Oberliga: KG Lübtheen – KG Kiel/Lübeck

Am vergangenen Samstag starteten die Greifswalder Ringer in die neue Oberligasaison der Gruppe Nord. Gemeinsam mit den Ringern aus Lübtheen und Torgelow treten sie hier als Kampfgemeinschaft Lübtheen an. Weiterhin vertreten in der Gruppe Nord sind der SC Roland Hamburg, die Kampfgemeinschaft Hennigsdorf/Tegel und die Kampfgemeinschaft Kiel/Lübeck.
Die KG Lübtheen lieferte in Lübtheen einen deutlichen Sieg (20:9) über die KG Kiel/Lübeck ab.
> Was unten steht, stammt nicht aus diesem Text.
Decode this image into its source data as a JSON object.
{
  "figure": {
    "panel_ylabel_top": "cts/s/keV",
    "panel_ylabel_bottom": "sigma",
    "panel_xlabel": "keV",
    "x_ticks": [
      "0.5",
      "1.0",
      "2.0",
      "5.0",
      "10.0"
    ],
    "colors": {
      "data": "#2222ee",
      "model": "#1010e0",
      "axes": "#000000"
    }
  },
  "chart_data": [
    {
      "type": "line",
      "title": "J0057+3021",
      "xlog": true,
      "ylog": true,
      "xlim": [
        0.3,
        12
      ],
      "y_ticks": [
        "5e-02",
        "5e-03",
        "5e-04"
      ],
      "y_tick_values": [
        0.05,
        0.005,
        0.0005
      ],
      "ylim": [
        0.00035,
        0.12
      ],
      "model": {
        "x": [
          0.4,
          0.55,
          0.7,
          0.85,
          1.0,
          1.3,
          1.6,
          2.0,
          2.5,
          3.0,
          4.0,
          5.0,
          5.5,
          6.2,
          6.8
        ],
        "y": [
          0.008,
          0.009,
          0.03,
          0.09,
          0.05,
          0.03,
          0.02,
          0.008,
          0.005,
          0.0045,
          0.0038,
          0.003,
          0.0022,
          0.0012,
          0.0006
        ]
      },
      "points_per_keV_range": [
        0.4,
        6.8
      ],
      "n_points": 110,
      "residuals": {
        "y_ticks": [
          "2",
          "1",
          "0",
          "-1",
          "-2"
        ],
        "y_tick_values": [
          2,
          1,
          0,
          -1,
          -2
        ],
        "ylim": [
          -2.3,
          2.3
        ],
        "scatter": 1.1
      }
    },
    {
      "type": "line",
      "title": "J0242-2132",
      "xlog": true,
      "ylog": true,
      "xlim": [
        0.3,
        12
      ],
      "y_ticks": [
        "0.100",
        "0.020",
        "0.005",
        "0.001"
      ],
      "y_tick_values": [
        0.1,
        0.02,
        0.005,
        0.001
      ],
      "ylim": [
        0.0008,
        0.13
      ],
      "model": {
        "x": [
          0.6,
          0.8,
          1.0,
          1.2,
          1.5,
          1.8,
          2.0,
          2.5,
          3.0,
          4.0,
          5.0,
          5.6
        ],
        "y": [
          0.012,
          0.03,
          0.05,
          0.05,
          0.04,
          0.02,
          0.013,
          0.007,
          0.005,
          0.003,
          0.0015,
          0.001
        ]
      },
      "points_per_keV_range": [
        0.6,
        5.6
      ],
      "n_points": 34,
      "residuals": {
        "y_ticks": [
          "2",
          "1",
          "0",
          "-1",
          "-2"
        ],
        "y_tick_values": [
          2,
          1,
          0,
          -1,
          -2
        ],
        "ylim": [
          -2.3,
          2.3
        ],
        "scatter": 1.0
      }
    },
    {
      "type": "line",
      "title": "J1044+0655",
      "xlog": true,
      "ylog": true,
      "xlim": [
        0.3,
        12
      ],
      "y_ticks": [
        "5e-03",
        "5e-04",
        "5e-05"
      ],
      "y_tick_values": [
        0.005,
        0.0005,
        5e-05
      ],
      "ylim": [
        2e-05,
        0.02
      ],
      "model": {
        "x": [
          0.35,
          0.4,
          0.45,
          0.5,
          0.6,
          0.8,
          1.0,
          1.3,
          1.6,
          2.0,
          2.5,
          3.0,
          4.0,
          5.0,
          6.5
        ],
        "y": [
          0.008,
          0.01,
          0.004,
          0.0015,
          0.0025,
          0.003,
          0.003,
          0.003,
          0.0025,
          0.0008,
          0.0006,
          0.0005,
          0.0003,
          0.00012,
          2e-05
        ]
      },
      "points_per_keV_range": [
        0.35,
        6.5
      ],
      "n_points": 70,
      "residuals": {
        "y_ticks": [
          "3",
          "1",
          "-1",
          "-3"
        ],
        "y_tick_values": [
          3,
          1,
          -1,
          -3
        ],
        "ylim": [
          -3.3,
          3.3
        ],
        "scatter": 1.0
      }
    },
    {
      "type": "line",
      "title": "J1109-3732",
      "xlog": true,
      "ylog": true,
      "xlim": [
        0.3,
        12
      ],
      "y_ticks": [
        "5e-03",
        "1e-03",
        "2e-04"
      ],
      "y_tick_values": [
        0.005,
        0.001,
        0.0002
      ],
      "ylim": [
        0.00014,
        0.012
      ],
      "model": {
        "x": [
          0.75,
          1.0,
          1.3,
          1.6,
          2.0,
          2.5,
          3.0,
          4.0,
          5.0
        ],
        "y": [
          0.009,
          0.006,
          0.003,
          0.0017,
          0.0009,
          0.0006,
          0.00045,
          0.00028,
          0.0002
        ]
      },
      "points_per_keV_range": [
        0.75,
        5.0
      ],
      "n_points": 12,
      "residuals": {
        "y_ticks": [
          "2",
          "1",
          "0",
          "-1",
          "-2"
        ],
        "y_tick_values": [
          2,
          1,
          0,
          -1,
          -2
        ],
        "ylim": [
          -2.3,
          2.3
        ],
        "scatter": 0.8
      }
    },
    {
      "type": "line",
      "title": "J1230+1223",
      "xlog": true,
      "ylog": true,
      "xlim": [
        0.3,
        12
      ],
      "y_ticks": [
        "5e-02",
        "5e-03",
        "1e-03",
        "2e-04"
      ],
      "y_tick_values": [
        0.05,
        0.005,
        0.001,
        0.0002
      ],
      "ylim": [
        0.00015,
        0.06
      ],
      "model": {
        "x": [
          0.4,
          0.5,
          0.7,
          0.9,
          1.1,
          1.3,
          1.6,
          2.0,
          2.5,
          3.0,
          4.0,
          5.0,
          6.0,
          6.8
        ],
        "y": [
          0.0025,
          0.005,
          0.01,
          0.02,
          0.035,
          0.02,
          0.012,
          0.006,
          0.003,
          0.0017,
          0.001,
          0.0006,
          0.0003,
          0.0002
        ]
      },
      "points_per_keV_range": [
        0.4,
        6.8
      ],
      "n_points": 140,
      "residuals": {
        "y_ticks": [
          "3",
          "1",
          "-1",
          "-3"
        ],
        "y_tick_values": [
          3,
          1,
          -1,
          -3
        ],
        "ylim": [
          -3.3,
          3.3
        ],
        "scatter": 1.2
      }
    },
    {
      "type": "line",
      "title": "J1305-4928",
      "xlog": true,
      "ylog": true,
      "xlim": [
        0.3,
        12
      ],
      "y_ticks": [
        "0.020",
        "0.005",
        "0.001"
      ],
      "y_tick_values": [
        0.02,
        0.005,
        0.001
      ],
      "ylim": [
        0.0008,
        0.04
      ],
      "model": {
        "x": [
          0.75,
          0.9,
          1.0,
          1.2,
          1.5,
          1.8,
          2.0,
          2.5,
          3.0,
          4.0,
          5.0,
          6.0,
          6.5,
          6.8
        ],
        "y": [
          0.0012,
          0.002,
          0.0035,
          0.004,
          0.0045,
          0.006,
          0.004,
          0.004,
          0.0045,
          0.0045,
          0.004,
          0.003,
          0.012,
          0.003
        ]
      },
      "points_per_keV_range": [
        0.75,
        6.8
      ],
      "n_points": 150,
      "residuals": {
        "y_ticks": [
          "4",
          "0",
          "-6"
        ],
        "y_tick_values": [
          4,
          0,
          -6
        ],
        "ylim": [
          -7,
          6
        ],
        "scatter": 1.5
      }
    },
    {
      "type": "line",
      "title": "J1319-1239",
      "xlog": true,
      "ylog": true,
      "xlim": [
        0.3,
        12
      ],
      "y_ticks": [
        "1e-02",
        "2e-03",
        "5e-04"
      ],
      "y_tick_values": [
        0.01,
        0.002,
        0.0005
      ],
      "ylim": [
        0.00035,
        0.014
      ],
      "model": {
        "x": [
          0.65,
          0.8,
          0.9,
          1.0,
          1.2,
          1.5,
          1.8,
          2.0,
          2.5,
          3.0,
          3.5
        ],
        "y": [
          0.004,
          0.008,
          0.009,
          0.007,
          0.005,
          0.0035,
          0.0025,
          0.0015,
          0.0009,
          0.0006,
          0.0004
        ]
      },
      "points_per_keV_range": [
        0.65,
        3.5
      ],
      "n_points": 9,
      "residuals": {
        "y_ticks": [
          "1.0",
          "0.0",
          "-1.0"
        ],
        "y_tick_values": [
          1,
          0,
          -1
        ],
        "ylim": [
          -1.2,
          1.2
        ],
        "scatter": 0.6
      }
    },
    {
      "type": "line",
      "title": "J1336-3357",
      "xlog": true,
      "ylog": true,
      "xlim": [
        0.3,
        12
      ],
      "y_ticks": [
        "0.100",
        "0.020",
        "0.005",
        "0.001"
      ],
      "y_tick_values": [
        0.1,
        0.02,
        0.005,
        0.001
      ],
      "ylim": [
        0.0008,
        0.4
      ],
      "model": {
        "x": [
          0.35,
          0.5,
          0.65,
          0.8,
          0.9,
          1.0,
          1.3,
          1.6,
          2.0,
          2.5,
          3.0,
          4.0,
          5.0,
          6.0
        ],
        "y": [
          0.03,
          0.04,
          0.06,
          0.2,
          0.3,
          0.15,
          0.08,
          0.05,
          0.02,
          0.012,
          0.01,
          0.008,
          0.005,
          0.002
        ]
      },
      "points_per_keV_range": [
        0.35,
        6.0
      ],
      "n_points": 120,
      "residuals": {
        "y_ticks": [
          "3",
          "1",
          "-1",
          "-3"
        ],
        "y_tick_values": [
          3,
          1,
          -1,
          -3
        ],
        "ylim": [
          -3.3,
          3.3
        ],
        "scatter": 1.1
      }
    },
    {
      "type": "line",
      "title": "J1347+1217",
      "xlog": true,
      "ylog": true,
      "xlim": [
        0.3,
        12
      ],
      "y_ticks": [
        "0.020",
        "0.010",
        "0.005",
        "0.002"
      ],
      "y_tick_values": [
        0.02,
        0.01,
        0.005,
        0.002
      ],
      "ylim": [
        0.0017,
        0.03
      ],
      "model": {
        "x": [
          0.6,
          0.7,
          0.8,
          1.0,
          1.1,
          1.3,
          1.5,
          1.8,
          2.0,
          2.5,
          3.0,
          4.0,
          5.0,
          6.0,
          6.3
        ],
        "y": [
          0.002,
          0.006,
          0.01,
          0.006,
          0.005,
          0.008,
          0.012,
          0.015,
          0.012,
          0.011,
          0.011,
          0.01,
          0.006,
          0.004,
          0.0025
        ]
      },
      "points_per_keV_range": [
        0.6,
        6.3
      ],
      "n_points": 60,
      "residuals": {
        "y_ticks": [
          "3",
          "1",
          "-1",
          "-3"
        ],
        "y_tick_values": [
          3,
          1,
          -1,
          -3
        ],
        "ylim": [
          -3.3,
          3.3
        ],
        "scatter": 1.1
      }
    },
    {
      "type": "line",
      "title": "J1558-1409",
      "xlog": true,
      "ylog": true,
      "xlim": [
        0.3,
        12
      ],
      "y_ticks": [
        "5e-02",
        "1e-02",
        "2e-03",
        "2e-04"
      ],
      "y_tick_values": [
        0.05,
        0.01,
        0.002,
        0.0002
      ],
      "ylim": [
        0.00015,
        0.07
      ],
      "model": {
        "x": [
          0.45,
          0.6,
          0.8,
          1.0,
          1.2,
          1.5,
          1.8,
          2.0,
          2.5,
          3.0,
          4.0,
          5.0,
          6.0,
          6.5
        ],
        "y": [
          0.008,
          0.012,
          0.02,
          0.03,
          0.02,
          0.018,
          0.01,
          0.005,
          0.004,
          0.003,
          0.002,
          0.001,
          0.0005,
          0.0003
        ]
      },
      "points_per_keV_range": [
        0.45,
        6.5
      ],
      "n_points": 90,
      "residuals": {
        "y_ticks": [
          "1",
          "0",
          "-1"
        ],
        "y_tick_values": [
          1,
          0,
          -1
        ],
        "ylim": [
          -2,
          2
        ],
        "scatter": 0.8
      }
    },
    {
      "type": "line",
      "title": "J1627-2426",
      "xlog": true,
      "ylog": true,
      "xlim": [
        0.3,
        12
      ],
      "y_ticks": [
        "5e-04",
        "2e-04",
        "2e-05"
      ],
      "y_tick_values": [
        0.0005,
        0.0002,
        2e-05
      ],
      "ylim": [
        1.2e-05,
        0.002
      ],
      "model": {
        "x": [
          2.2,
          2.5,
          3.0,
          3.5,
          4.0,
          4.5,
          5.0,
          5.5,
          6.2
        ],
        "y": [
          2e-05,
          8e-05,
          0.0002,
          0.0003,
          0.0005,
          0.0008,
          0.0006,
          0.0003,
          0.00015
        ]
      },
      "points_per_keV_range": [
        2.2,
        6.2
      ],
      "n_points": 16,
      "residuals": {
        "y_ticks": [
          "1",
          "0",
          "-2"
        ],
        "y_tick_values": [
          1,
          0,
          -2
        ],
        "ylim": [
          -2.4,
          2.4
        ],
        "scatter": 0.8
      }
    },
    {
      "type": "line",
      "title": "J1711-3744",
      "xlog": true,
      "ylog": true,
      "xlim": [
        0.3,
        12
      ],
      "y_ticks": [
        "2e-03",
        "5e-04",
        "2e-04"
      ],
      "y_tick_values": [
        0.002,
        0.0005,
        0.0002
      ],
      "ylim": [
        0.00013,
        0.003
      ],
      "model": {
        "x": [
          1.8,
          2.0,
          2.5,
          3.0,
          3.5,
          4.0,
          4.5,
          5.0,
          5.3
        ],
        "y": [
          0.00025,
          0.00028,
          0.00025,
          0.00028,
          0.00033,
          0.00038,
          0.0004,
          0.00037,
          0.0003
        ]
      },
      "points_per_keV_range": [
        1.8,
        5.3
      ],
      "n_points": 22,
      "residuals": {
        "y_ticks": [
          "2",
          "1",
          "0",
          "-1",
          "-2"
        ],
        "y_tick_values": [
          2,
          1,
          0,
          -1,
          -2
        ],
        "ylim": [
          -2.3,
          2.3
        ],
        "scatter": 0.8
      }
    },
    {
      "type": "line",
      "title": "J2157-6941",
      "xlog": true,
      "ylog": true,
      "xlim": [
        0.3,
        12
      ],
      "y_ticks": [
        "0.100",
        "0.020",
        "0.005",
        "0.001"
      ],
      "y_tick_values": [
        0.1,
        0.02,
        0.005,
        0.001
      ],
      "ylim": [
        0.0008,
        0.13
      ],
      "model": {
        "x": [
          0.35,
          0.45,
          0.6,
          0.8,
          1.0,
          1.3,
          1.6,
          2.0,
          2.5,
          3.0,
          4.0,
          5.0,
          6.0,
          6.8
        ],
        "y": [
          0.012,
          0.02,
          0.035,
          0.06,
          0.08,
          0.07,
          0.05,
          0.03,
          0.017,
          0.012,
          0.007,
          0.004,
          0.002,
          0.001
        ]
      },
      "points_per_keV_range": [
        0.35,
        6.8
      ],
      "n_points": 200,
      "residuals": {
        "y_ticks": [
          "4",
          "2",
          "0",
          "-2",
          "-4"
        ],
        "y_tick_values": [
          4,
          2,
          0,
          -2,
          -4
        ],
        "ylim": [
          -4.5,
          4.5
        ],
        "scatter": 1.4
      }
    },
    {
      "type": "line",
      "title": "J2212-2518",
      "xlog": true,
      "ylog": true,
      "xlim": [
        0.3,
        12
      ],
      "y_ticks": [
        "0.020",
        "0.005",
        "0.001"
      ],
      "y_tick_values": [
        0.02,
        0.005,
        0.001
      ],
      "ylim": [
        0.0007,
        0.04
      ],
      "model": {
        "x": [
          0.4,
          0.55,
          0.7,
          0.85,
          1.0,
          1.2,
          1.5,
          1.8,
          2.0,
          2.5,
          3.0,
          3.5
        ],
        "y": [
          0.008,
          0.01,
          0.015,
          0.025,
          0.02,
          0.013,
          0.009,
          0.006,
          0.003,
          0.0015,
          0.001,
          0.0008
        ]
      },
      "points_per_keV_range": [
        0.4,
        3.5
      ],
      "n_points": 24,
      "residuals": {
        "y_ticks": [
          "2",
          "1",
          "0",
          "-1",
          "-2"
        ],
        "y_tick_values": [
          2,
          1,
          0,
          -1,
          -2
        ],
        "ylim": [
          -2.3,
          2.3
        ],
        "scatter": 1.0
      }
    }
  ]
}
Punkte für die KG Lübtheen sicherten Torsten Schmal (59 kg, GR), Alex Fuhr (66 kg, FR), Alexander Biederstädt (86 kg, FR), Peter Groß (98 kg, GR) und Bahaeddin Moradi (130 kg, FR). Der Greifswalder Peter Groß konnte nach Runterreißer seinen Gegner mehrfach rollen und siegte wegen Technischer Überlegenheit. Auch der Greifswalder Bahaeddin Moradi beendete mit 20:4 Wertungspunkten seine Begegnung technisch überlegen und sicherte der Mannschaft damit die Höchstwertung. Für Eric Uteß aus Greifswald war es vor allem ein Kampf gegen das Gewicht. Mit lediglich 65 kg Körpergewicht musste er sich anstrengen, um das notwendige Startgewicht von 66,1 kg für das 70kg-Limit zu erreichen. Zunächst ging sein Gegner mit 4:0 in Führung, in Folge gelang es Eric zwar auf 5:4 zu verkürzen, aber für einen Sieg reichte die Zeit reichte nicht mehr aus. Durch seinen Einsatz gab er aber lediglich einen Mannschaftspunkt ab. Geschlagen geben mussten sich auch Eric Pillat und Jonas Fentzahn.
Im letzten Jahr lag die Kampfgemeinschaft Lübtheen zum Saisonende auf dem dritten Platz. Das deutliche Endergebnis von 20:9 in der ersten Begegnung lässt Hoffnung aufkommen, dass die Kampfgemeinschaft in diesem Jahr besser abschneiden könnte. Trainer Groß gibt sich optimistisch und hofft in diesem Jahr auf den Tabellensieg.
Schon am 17. Oktober trifft die KG Lübtheen auf die KG Hennigsdorf / Tegel. Dann wird erstmals seit drei Jahren in der Greifswalder Ringerhalle in der Krullstraße wieder ein Ligakampf stattfinden. Trainer Groß möchte hier vorwiegend Greifswalder Ringer einsetzen. Dabei sein werden voraussichtlich Artur Leimann, Christoph Jarmer, Ilian Marziev, Steffen Jung, Karl Marbach, Artur Schmidt und Bahaeddin Moradi.